En 1983 el cardenal Corripio, arzobispo de México, prohibió la celebración de un congreso de teología. Lo organizaban los pasionistas para celebrar, según su carisma, el año de la redención, que estaba siendo propiciado por Juan Pablo II. Querían tratar teológicamente el tema de la cruz de Cristo y la de nuestros pueblos. Me invitaron y acepté. Después me comunicaron la prohibición del cardenal. La razón, o una razón importante, era que yo iba a tener dos conferencias en el congreso.
En Honduras, el arzobispo regañó a un grupo de religiosas porque habían ido a una diócesis cercana a escuchar una conferencia mía. Me había invitado el obispo. Creo que su nombre era monseñor Corrivau, canadiense.

Sólo un ejemplo más para no cansarle. En 1987 ó 1988, más o menos, recibí una invitación a hablar a un numeroso grupo de laicos en Argentina, en la diócesis de monseñor Hesayne. Se trataba de revitalizar a los cristianos que habían sufrido durante la dictadura. Y acepté. Poco después recibí una carta de monseñor Hesayne diciéndome que mi visita a su diócesis había sido objeto de debate en una reunión de la Conferencia Episcopal. El cardenal Primatesta dijo que le parecía muy mal que yo fuese a hablar a Argentina. Monseñor Hesayne me defendió como persona y defendió mi ortodoxia. Le preguntó al cardenal si había leído algún libro mío, y reconoció que no. Sin embargo, el obispo se vio obligado a cancelar la invitación. Me escribió y se disculpó con mucho cariño y humildad, y me pidió que comprendiese la situación. Le contesté que la comprendía y que le agradecía.

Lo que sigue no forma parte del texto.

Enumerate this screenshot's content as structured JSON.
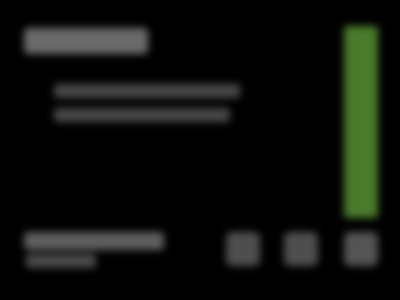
{
  "screen": {
    "background": "#000000",
    "accent": "#4a7a2c"
  },
  "header": {
    "title": ""
  },
  "content": {
    "line_1": "",
    "line_2": ""
  },
  "side_meter": {
    "color": "#4a7a2c"
  },
  "footer": {
    "label": "",
    "sublabel": "",
    "icons": [
      "button-icon",
      "button-icon",
      "button-icon"
    ]
  }
}
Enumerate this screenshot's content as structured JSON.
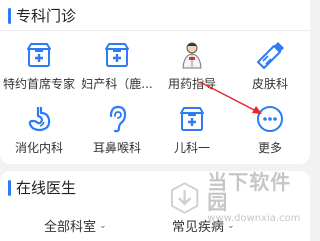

De lo que he dicho hasta ahora sobre Argentina tengo certeza. Lo que sigue lo oí a dos sacerdotes, no sé si de Argentina o de Bolivia, que pasaron por la UCA. Al verme, me dijeron que conocían en lo que había ocurrido en Argentina. En resumen, en la reunión de la Conferencia Episcopal le habían dicho a monseñor Hesayne que tenía que elegir: o invitaba a Jon Sobrino a su diócesis, y el Papa no pasaría por ella en la próxima visita a Argentina, o aceptaba la visita del Papa a su diócesis y Jon Sobrino no podía pasar por allí.

No quiero cansarle más, aunque créame que podría contar más historias. También de obispos que se han opuesto a que dé conferencias en España. Esta "mala fama" no creo que fuese algo específicamente personal, sino parte de la campaña contra la teología de la liberación.

Y ahora formulo mi segunda razón para no adherirme. Tiene que ver menos directamente con los documentos de la Congregación para la Doctrina de la fe, y más con el modo de proceder del Vaticano en lo últimos 20 ó 30 años. En esos años, muchos teólogos y teólogas, gente buena, con limitaciones por supuesto, con amor a Jesucristo y a la Iglesia, y con gran amor a los pobres, han sido perseguidos inmisericordemente. Y no sólo ellos. También obispos, como usted sabe, monseñor Romero en vida (todavía hay quien no le quiere en el Vaticano, al menos no quieren al monseñor Romero real, sino a un monseñor Romero aguado), Don Helder Camara tras su muerte, y Proaño, don Samuel Ruiz y un muy largo etcétera. Han intentado descabezar, a veces con malas artes, a la CLAR, y a miles de religiosas y religiosos de inmensa generosidad, lo que es más doloroso por la humildad de muchos de ellos. Y sobre todo, han hecho lo posible para que desaparezcan las comunidades de base, los pequeños, los privilegiados de Dios.

Adherirme a la notificatio, que expresa en buena parte esa campaña y ese modo de proceder, muchas veces claramente injusto, contra tanta gente buena, siento que sería avalarlo. No quiero pecar de arrogancia, pero no creo que ayudaría a la causa de los pobres de Jesús y de la iglesia de los pobres.

3. Las críticas a mi teología del teólogo Joseph Ratzinger

Este tema me parece importante para comprender dónde estamos, aunque no es una razón para no suscribir la notificatio.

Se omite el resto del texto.